Gazzetta del Sud, 22.5.2002
Camilleri: «Capitò tutto quello che poteva capitare»
La “vera storia” narrata in prima persona da Enrico Falconcini. "Cinque mesi di prefettura in Sicilia"

Cinque mesi durante i quali, come scrive Camilleri, «capitò tutto quello che poteva capitare». Dall'evasione «indisturbata» di 127 detenuti, alle dimissioni di 43 impiegati statali per solidarietà a Garibaldi e, non ultimo, l'arrivo ad Agrigento dello stivale dell'eroe dei due mondi ferito ad Aspromonte e venerato alla pari di una reliquia. Sullo sfondo una Sicilia ancora nostalgica di Garibaldi e delle camicie rosse – nonostante dallo sbarco dei Mille sia già passato un anno e in Italia dappertutto è Unità – e mentre i confusi disordini, prodotto del miscuglio di rivendicazioni politiche, mafia nascente e residui borbonici, convincevano senza drammi il governo della Destra storica a proclamare in Sicilia lo stato d'assedio. «Cinque mesi di prefettura in Sicilia» di Enrico Falconcini (Sellerio, pp. 368, euro 15,00) è la storia, narrata in prima persona e comprovata da documenti dell'epoca, di un prefetto, appunto Falconcini, che dopo aver lavorato tra la Toscana e il Piemonte viene mandato ad Agrigento.
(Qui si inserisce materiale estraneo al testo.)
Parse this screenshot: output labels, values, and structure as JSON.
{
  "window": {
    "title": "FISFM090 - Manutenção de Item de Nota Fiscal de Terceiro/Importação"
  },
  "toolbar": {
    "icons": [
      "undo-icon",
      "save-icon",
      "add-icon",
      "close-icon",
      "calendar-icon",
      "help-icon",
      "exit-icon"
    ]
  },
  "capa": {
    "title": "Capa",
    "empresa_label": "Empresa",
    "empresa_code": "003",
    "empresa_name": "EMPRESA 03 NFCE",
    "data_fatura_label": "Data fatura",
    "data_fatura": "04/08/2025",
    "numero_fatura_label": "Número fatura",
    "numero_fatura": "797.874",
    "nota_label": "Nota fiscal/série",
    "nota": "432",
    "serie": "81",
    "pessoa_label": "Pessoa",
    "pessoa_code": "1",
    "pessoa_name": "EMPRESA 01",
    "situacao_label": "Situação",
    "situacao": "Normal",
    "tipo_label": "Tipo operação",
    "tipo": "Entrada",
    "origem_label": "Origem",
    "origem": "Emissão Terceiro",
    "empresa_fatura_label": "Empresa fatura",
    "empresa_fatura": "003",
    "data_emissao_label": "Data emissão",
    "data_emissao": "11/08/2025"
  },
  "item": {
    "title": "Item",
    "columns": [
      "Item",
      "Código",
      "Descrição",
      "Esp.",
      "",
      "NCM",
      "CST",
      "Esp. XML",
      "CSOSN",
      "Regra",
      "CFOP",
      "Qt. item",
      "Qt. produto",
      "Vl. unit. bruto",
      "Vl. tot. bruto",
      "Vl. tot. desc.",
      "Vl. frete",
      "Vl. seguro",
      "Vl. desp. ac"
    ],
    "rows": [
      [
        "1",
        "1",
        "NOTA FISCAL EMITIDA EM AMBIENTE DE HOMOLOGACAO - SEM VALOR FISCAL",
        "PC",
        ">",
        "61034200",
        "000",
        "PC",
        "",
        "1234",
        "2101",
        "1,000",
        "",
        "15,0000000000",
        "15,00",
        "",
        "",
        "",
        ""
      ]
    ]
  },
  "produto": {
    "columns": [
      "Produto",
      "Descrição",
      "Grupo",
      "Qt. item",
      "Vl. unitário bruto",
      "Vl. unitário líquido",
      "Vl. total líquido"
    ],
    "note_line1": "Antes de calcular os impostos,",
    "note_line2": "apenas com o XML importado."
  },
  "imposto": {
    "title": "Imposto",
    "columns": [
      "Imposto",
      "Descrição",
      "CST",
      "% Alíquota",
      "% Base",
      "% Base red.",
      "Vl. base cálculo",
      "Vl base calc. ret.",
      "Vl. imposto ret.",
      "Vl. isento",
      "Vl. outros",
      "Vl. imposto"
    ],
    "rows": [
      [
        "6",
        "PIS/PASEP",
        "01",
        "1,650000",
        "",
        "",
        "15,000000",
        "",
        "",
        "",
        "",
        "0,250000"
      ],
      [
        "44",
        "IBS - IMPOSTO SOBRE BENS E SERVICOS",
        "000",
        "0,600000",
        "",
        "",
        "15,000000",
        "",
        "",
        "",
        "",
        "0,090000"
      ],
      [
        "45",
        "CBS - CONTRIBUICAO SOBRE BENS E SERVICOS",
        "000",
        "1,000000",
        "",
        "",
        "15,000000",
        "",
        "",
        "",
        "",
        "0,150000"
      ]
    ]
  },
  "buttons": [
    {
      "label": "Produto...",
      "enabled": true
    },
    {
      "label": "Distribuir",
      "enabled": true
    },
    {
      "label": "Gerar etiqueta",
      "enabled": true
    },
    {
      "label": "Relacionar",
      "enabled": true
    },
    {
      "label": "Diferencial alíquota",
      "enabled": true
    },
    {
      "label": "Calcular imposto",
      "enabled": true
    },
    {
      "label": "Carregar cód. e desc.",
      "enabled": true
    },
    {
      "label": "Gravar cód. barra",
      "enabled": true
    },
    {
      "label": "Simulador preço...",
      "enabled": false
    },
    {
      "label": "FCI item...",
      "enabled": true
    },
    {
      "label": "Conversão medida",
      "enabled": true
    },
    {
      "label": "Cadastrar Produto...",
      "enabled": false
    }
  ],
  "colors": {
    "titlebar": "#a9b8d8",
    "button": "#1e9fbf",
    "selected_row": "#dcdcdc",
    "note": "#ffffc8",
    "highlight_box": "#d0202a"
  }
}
Un incarico di breve durata perché lo sfortunato prefetto dopo appena cinque mesi e tanti incredibili tragicomici avvenimenti ricevette una lettera esasperata dal ministero che mise bruscamente fine al suo incarico in Sicilia e, cosa ancora più grave, a tutta la sua carriera. Il racconto, dunque, è fortemente influenzato dalla vicenda personale del narratore esautorato dei suoi poteri, forse per una severità nell'applicazione del decreto, e il parlar di sé diventa una testimonianza inestimabile oltre che dei fatti anche di una neonata classe dirigente italiana e dell'atteggiamento dello stato unitario, straniero in Sicilia. La prima cosa che si chiede nel leggere «il racconto di fatti avvenuti durante lo stato d'assedio» è quali fatti non fossero avvenuti in Sicilia in quel periodo e così la cronaca di Falconcini diventa quasi una picaresca e lamentosa cronaca di Macondo. «Questo libro – scrive Camilleri – ha un suo rilevante valore storico per capire le condizioni della Sicilia nel periodo immediatamente successivo all'Unità. Credo però che abbia valore anche e soprattutto come patetica e involontariamente umoristica testimonianza della vana lotta di uno sventurato contro un destino avverso o, più prosaicamente se volete, contro una jella di rara implacabilità».